Nutritional Guidance During Cancer Therapy

Dietitian on Hand to Help with the Many Issues That Can Arise During Cancer Treatment

While cancer treatments can save lives, their side effects can sometimes make it difficult to get the proper nutrition for healing.

 

That’s why the CRMC Cancer Program has Jennifer Bertram, a full-time, registered dietitian specializing in oncology, on hand to educate and assist patients throughout their course of therapy and beyond.

 

“Good nutrition makes a huge difference in cancer treatment, because we need sufficient nutrients to promote healing,” said Bertram. “Our patients really need more protein and

calories than many other people, because those needs can be greatly increased with both chemotherapy and radiation therapy.”

 

In addition to making sure patients are getting the proper nutrients, Bertram also helps patients, like Bob Himell, who are dealing with other eating issues sometimes

caused by cancer therapy.

 

In 2015, Himell discovered he had throat cancer that had metastasized to two of the lymph nodes in the back of his neck.
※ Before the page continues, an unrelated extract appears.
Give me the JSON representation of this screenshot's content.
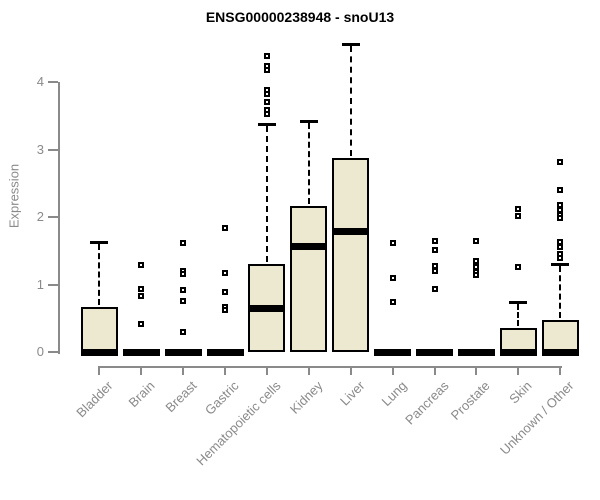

Over the course of four months, he had nine chemotherapy treatments and 35 radiation treatments.

 

“I was told when I first started that I may not be able to eat because of the radiation and

what it does to your throat, and that I might need a PEG (feeding tube) if I became unable to chew and swallow through my mouth,” said Himell. “I said, ‘That’s ridiculous!’”

 

After three weeks of treatment, eating had become so difficult that Himell had already lost 21 lbs.

 

“I decided that maybe a PEG is better than not eating, so that’s how I fed myself for three months,” said Himell. “It’s not really fun, but I guess it’s a choice — do you want to die, or you want to eat?”

 

Bertram walked Himell through the process, teaching him how to prepare food, as well as his medications and nutritional supplements, to place in the tube.

 

“Puree is a very important word for people who have cancer, because you can take a lot of food and puree it into a liquid and then just dump it down there, and then, of course, there’s water – you have to drink so much water,” said Himell.

 

Bertram also educates patients on how their nutritional needs might be different after cancer treatment ends.

 

“While I’m encouraging people to eat more calories and protein than they normally do while undergoing treatment, after treatment is completed, many of them need to focus on weight loss so that they can reduce their chance of recurrence,” said Bertram. “So, I’m available for weight loss coaching for those folks who need it.”

 

Himell, who has remained cancer-free in the four years since his time at the Cancer Center, is grateful for the help Bertram gave him during his treatment.

 

“I think it made a lot of difference, the fact that you’ve got somebody who not only cares,

but who knows what they’re talking about and can educate you as to what you need to do,” said Himell. “I don’t think anyone really can or should do it without a good dietitian like Jennifer.  She was always there making sure that I was doing the right thing.”